According to Mindwise.org, and research conducted on 21,000 American men by the National Center for Health Statistics, nearly 1 in 10 men experience depression and anxiety, which when left untreated and reach a crisis point of suicidal thoughts. Suicide is 3.5x more likely in men than women, 49% feel more depressed than they will admit and men are almost two times more likely to binge drink than women.
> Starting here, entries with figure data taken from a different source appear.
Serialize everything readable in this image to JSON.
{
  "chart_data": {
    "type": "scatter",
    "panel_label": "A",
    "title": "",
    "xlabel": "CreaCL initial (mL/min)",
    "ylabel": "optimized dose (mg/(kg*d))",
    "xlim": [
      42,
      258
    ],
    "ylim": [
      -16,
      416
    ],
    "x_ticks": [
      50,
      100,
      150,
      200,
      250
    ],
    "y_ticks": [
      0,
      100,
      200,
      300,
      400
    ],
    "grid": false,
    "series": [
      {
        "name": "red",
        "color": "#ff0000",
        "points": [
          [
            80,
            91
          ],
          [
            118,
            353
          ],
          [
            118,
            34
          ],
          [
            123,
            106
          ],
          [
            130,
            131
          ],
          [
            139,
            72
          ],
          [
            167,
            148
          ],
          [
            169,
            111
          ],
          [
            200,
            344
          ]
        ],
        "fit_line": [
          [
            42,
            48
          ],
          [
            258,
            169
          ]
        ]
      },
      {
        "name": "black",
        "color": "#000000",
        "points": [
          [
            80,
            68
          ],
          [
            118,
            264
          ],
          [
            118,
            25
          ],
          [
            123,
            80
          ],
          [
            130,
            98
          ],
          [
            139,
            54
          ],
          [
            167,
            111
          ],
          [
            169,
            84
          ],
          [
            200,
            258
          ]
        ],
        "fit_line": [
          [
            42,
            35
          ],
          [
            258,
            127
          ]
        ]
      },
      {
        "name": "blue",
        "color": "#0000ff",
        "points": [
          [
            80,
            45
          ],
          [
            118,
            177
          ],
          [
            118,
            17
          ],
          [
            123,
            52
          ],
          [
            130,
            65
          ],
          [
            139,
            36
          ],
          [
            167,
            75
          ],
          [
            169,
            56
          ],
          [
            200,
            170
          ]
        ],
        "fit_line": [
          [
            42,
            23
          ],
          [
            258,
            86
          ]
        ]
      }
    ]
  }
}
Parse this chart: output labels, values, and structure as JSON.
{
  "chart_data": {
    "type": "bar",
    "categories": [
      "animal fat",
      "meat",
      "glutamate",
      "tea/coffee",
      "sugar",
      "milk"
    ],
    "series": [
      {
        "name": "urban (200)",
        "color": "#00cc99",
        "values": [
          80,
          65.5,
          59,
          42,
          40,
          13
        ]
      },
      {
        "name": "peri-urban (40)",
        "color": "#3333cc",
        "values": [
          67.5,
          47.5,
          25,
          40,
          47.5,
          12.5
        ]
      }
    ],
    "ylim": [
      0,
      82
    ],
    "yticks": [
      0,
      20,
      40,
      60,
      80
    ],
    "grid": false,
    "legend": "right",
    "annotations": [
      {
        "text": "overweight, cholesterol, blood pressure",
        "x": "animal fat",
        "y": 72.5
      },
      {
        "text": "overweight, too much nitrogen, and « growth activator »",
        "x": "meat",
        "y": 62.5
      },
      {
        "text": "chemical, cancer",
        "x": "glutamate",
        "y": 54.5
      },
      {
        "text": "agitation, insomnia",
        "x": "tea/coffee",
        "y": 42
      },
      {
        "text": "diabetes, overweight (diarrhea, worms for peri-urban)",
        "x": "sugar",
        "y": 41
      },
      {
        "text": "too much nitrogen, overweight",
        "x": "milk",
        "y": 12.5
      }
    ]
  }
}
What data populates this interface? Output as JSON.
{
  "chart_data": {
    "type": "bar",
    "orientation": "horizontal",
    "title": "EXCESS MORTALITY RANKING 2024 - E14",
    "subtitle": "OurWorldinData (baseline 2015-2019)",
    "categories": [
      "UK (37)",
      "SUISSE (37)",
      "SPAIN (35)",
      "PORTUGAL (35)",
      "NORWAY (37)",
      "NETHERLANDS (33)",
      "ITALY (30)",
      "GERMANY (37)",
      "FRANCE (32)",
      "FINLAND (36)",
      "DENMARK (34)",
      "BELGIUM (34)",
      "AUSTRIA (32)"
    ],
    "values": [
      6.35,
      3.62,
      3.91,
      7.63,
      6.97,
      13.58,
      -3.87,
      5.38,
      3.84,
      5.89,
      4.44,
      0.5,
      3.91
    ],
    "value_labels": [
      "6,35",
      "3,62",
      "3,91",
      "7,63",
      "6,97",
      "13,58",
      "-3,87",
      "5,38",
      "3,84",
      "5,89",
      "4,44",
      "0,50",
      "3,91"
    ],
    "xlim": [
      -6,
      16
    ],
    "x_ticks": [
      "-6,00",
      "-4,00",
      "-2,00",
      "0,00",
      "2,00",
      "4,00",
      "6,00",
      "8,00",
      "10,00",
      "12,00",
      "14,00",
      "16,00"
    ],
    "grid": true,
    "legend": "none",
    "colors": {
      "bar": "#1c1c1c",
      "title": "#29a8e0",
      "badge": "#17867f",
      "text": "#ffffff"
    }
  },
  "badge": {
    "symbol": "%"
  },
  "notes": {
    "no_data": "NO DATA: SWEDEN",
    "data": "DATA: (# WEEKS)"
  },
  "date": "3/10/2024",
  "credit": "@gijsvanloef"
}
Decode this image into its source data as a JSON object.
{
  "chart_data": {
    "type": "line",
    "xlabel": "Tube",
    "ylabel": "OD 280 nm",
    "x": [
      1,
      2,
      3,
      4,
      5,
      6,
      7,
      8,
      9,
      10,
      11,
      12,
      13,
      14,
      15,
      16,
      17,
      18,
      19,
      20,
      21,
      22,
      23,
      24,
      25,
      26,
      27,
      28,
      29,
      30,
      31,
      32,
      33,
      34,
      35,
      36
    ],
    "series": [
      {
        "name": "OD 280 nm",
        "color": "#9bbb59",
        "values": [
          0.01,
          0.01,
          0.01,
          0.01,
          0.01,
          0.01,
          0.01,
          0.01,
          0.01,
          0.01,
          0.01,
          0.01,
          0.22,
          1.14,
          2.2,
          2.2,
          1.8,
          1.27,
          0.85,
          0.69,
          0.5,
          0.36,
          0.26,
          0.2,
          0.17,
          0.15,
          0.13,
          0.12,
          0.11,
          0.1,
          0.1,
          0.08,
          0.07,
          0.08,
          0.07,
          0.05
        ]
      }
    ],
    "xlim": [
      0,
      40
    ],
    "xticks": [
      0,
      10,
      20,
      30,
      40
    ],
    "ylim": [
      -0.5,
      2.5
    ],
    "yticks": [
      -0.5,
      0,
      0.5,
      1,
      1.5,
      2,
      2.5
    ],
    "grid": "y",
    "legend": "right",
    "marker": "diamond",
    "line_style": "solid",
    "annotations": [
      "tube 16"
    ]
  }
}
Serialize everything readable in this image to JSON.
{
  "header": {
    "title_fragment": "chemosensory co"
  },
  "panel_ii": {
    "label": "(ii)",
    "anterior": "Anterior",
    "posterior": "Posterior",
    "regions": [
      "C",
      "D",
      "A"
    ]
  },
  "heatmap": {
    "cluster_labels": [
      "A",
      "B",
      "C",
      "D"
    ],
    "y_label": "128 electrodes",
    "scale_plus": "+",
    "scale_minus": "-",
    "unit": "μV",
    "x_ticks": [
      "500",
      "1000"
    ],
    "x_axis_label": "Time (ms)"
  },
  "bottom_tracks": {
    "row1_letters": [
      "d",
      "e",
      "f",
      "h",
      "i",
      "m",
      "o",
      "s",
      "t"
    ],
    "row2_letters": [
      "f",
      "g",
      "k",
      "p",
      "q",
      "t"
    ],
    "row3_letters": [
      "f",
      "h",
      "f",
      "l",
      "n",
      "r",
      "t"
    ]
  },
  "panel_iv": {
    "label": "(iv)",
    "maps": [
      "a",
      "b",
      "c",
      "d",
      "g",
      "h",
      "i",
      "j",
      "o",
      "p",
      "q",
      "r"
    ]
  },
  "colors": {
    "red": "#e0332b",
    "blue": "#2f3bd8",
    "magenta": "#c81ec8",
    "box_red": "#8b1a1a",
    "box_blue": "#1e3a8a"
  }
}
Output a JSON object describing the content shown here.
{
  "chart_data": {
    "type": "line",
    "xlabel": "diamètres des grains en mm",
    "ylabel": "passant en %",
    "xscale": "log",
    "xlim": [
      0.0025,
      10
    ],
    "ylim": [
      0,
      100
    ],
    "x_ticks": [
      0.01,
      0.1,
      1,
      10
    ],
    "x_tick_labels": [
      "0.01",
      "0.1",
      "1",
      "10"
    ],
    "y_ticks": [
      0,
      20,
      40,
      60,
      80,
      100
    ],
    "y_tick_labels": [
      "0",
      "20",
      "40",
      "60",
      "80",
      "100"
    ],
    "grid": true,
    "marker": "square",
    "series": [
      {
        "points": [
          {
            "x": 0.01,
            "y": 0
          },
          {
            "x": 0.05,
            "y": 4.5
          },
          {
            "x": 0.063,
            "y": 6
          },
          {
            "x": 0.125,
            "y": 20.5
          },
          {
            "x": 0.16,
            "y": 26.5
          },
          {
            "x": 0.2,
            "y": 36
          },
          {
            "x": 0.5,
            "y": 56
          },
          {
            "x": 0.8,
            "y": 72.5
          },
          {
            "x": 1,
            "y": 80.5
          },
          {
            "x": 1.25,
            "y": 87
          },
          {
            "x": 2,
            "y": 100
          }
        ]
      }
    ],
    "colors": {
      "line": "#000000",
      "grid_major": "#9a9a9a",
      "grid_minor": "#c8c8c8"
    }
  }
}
Mindwise wrote: ‘About 6 of every 10 men experience at least one trauma in their lives: Men are more likely to experience trauma related to accidents, physical assault, combat, disaster, or to witness death or injury. PTSD can develop weeks, months, and sometimes even years after an experienced trauma, and can cause a person to relive the traumatic event, avoid places or situations that serve as a reminder of it, feeling on alert or keyed up for danger, experience nightmares or flashbacks, and a number of other troubling symptoms that can interfere with their everyday life.’